OPINION:
After signing the March budget deal, President Trump told Congress “I will never sign another bill like this again” — a “Christmas tree” full of perks for special interests negotiated in secret and then thrust on the public, rank-and-file lawmakers and even the president as a fait accompli.
Problem is, a lot of damage has already been done. For one thing, if we are going to go even further in debt the spending must be wise and worth the price.
But Congress, in its recent spate of hasty spending bills, has enacted numerous policy changes, most of which are the type that lobbyists know to wait for some massive catchall bill to insert into, such that there’s little debate on the matter, owing to the sheer number of subjects up for consideration in one legislative vehicle.
One of those is creating massive instability in the pharmaceutical drug market because it dramatically changed how the Medicare Part D program works, basically as a bailout to health insurance companies that are struggling to keep Obamacare marketplaces afloat.
Under the previous version of the law, enacted under George W. Bush, drug companies, insurance companies and enrollees had a 50-25-25 split. The drug companies “paid for” 50 percent of Part D drugs with discounted prices, insurance companies 25 percent and enrollees 25 percent via deductibles.
At first glance, this split may seem arbitrary, but it was the product of intense debate and negotiations. Further, this structure has worked well in practice for more than a decade, resulting in unprecedented savings to taxpayers.
Of course you’ve heard of budget shortfalls. Have you ever encountered a cost shortfall? Part D came in more than 40 percent under budget in its first decade. By government standards, that’s like feeding 5,000 people with five loaves of bread and two fish.
The “secret” to Part D’s success is carefully balanced incentives that harness competition and profit motive to improve quality and cut costs, much like the free market does in thousands of other sectors every day.
This successful program took time to create value but could be ruined with one stroke of the pen. How many other attempts to reform health care policy have not lived up to their hype? Pretty much all of them. Here is one oasis of success in a desert of failure, and Congress has put its demise in motion.
I am all for closing the doughnut hole that was necessary to get the program off the ground, but it must be done wisely and give everyone some role in increasing quality and decreasing cost, even patients.
Congress changed the 50-25-25 split to a 70-5-25 split, swapping most of the insurance companies’ obligations on the drug companies. Not only is this a terrible way to create policy, since the change was preceded by exactly zero public debate, it destroys the balance of the previous incentive structure, decreasing the insurance companies’ “skin in the game” by 80 percent.

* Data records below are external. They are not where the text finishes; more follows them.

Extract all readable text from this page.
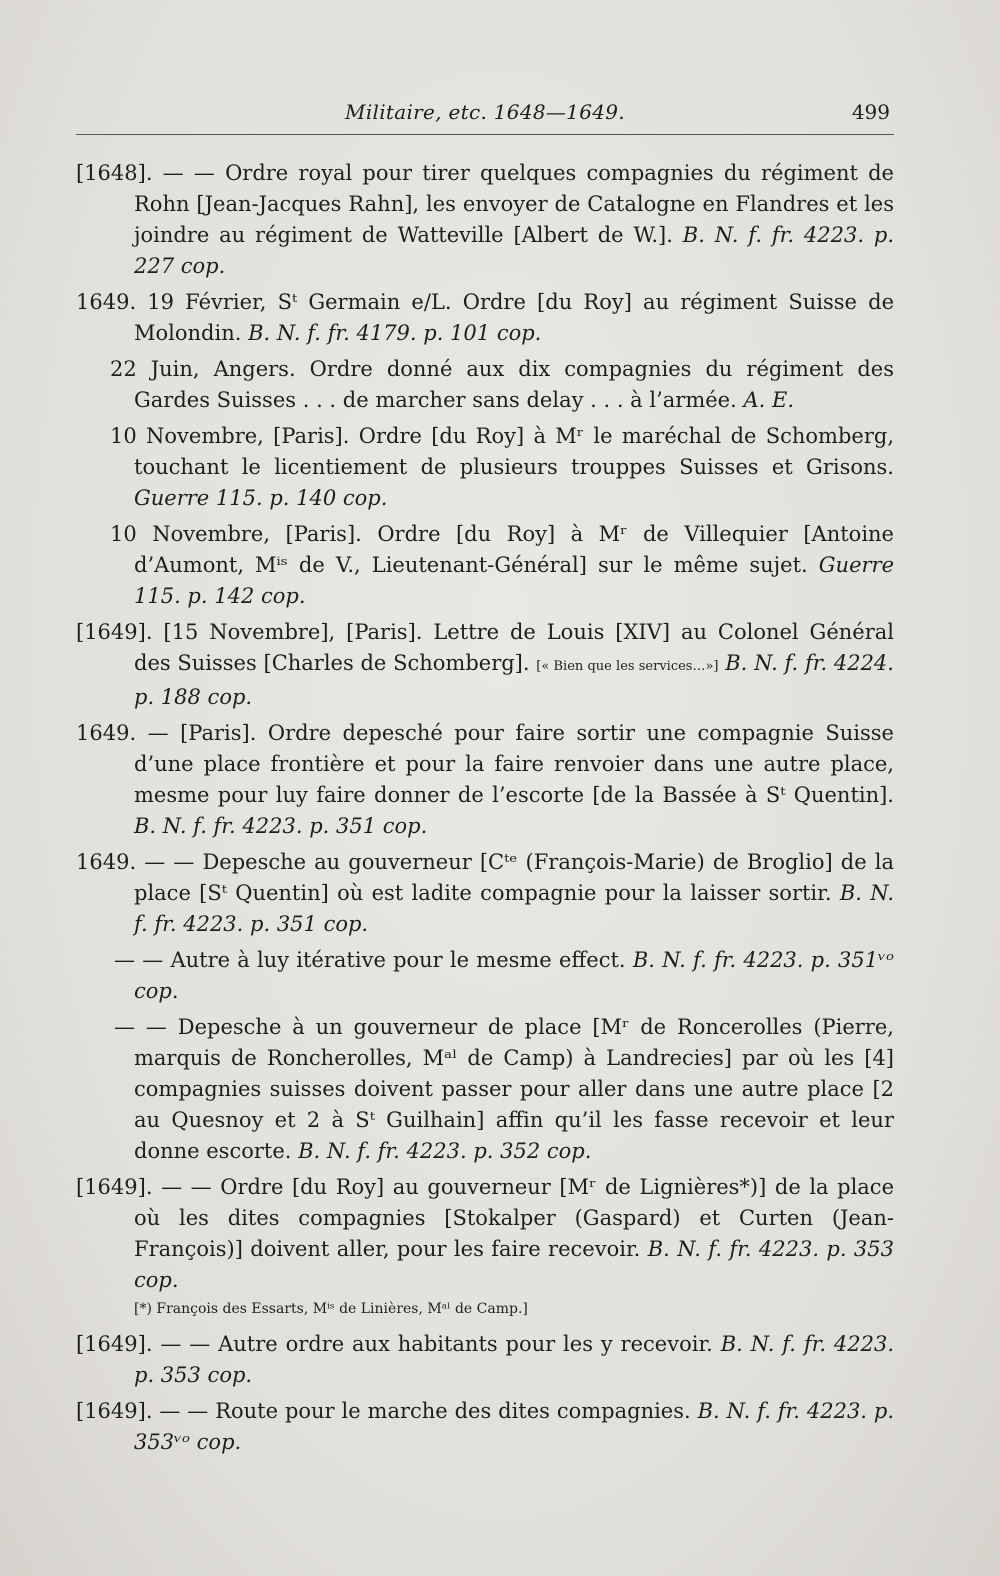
Militaire, etc. 1648—1649.	499

[1648]. — — Ordre royal pour tirer quelques compagnies du régiment de Rohn [Jean-Jacques Rahn], les envoyer de Catalogne en Flandres et les joindre au régiment de Watteville [Albert de W.]. B. N. f. fr. 4223. p. 227 cop.

1649. 19 Février, Sᵗ Germain e/L. Ordre [du Roy] au régiment Suisse de Molondin. B. N. f. fr. 4179. p. 101 cop.

22 Juin, Angers. Ordre donné aux dix compagnies du régiment des Gardes Suisses . . . de marcher sans delay . . . à l’armée. A. E.

10 Novembre, [Paris]. Ordre [du Roy] à Mʳ le maréchal de Schomberg, touchant le licentiement de plusieurs trouppes Suisses et Grisons. Guerre 115. p. 140 cop.

10 Novembre, [Paris]. Ordre [du Roy] à Mʳ de Villequier [Antoine d’Aumont, Mⁱˢ de V., Lieutenant-Général] sur le même sujet. Guerre 115. p. 142 cop.

[1649]. [15 Novembre], [Paris]. Lettre de Louis [XIV] au Colonel Général des Suisses [Charles de Schomberg]. [« Bien que les services…»] B. N. f. fr. 4224. p. 188 cop.

1649. — [Paris]. Ordre depesché pour faire sortir une compagnie Suisse d’une place frontière et pour la faire renvoier dans une autre place, mesme pour luy faire donner de l’escorte [de la Bassée à Sᵗ Quentin]. B. N. f. fr. 4223. p. 351 cop.

1649. — — Depesche au gouverneur [Cᵗᵉ (François-Marie) de Broglio] de la place [Sᵗ Quentin] où est ladite compagnie pour la laisser sortir. B. N. f. fr. 4223. p. 351 cop.

— — Autre à luy itérative pour le mesme effect. B. N. f. fr. 4223. p. 351ᵛᵒ cop.

— — Depesche à un gouverneur de place [Mʳ de Roncerolles (Pierre, marquis de Roncherolles, Mᵃˡ de Camp) à Landrecies] par où les [4] compagnies suisses doivent passer pour aller dans une autre place [2 au Quesnoy et 2 à Sᵗ Guilhain] affin qu’il les fasse recevoir et leur donne escorte. B. N. f. fr. 4223. p. 352 cop.

[1649]. — — Ordre [du Roy] au gouverneur [Mʳ de Lignières*)] de la place où les dites compagnies [Stokalper (Gaspard) et Curten (Jean-François)] doivent aller, pour les faire recevoir. B. N. f. fr. 4223. p. 353 cop.

[*) François des Essarts, Mⁱˢ de Linières, Mᵃˡ de Camp.]

[1649]. — — Autre ordre aux habitants pour les y recevoir. B. N. f. fr. 4223. p. 353 cop.

[1649]. — — Route pour le marche des dites compagnies. B. N. f. fr. 4223. p. 353ᵛᵒ cop.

The future of health care is teams, insurers, doctors, hospitals, drug companies and pharmacies, and patients. Why put the only member of the team with the least influence over patient care at the highest risk for cost control?

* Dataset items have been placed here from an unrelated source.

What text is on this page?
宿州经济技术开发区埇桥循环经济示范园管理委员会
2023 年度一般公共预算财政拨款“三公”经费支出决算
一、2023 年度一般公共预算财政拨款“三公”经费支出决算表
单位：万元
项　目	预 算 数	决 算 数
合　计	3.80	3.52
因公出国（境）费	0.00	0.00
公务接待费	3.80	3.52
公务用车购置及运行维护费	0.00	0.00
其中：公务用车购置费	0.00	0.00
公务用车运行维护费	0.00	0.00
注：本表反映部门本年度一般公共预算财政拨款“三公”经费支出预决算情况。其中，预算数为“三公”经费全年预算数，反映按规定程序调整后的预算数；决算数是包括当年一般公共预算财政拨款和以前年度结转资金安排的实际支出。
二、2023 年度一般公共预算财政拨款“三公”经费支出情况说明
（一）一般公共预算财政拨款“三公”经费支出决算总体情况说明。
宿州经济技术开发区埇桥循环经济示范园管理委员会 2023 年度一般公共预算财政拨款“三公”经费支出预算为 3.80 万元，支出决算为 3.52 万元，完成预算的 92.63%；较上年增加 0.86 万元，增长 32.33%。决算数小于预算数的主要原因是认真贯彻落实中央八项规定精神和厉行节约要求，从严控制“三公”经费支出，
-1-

Insurers are much better positioned to coordinate care and negotiate lower prices but now have little incentive to hold down drug costs. They are now perversely incentivized to encourage brand name drugs to patients to hit their doughnut hole sooner. Then they are off the hook.
Congress should use value-based insurance design to make all members of the team accountable.
In these models patients pay less for high-value medical care choices, like generic drugs and less for low-value ones, like MRIs as a first step for back pain. Drug companies will assume all the insurers drug cost through discounts with little to no ability to guide patients to the best decisions.
The travesty is compounded by the fact that Part D is one of the only price-based programs in the government’s sprawling health care empire. Until this change, it had been the best hope that reforming the entitlement programs that threaten to drown the nation in debt could be politically sustainable.
For all these reasons, Mr. Trump should lead Congress not just in preventing future such disasters, but in rolling back this one. This was a grave mistake. It can and should be reversed before the damage done is permanent.
• Dennis Deruelle is a physician and vice president and national medical director for value-based care at TeamHealth. He is author of “Your Healthcare Playbook: Winning the Game of Modern Medicine.”